Fritz Lang plus que jamais pertinent pour analyser les "dérapages" totalitaires des démocraties. Un cinéma toujours d'actualité comme en témoignent l'expo consacré à Metropolis à la Cinémathèque de Paris et la sortie de Fritz Lang au travail aux éditions des Cahiers du cinéma.

 

 

A l’origine du scénario, co-écrit par Fritz Lang, il y a un fait divers, lu dans les journaux par le réalisateur : un lynchage près de San Francisco est le prétexte pour Lang de faire un film à forte tonalité politico-sociale assez caractéristique de ses premières productions hollywoodiennes (voir aussi J’ai le droit de vivre en 1937 avec Henry Fonda et Casier judiciaire en 1938). Les trois films ont d'ailleurs pour vedette féminine Sylvia Sydney. Fury est une réflexion profondément désenchantée sur le fonctionnement de la justice dans une grande démocratie (voir discours final de Joe au tribunal).

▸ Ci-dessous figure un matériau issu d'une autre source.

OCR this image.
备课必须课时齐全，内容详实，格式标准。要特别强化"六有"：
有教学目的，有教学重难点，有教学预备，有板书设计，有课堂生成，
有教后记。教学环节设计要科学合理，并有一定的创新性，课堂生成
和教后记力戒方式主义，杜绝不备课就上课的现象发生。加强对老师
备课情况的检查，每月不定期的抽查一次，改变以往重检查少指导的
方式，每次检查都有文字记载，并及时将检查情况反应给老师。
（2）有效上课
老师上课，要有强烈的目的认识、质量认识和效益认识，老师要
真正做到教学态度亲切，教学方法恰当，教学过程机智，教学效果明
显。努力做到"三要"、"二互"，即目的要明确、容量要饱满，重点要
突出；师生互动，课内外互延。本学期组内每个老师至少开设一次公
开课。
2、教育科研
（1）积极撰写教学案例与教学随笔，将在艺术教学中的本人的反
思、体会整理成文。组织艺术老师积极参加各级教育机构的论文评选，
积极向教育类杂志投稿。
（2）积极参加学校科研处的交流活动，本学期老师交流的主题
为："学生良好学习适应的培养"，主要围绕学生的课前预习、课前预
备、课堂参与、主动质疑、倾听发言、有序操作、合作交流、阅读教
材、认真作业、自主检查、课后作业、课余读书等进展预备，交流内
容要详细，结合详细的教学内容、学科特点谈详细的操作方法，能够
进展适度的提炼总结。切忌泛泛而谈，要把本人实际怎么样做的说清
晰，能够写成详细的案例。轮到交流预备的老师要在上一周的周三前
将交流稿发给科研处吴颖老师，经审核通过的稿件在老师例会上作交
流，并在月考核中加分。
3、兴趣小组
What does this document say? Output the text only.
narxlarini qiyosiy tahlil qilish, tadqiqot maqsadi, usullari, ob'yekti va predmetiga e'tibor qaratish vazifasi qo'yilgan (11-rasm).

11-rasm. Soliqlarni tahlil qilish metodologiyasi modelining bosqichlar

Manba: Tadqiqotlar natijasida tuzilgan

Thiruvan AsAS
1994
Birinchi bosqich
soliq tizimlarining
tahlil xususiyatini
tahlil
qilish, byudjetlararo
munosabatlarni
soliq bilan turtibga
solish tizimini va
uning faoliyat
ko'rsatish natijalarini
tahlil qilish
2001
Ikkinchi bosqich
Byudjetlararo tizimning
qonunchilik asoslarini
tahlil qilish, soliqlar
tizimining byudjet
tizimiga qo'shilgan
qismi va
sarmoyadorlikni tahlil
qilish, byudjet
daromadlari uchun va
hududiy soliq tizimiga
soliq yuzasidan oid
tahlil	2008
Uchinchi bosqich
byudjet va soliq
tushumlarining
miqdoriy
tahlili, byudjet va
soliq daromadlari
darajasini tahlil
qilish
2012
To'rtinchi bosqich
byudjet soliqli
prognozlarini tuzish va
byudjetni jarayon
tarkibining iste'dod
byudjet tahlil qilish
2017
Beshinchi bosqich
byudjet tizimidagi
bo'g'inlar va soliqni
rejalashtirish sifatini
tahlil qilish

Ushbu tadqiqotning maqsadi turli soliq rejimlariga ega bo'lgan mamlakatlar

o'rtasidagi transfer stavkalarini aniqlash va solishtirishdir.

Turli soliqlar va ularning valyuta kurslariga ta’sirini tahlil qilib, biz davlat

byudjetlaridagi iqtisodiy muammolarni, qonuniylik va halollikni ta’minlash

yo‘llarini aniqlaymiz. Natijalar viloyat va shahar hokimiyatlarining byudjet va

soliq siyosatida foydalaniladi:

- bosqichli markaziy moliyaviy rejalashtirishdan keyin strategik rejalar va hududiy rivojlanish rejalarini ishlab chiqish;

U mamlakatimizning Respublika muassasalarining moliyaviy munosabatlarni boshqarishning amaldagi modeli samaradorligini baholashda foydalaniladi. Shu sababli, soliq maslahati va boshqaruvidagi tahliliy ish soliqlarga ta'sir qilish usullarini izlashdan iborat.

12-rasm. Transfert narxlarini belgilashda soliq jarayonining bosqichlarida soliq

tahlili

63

Fury est un film qui parle d'hier (les années 30) mais qui entre pourtant en résonnance avec aujoud'hui. Pourquoi ? Comment ? Voici quelques pistes de réflexion...


 

1/Une réflexion sur l'ambivalence de la nature humaine.

        ð Loin de tout manichéisme, les individus mis en scène par Fritz Lang ne sont ni bons ni mauvais mais souvent les deux : ainsi, dans Fury, Joe, amoureux transi face à Kat, volontiers moralisateur face à ses frères dans la 1ère partie du film, bascule du côté obscur dans la 2ème partie : sa soif de vengeance le rend semblable à ceux qui lui ont fait du mal. A l'inverse, le criminel peut aussi se révéler humain : ainsi, l'aveu d'une des accusés au procès témoigne de la possibilité de se repentir (voir aussi la séquence finale de M Le Maudit).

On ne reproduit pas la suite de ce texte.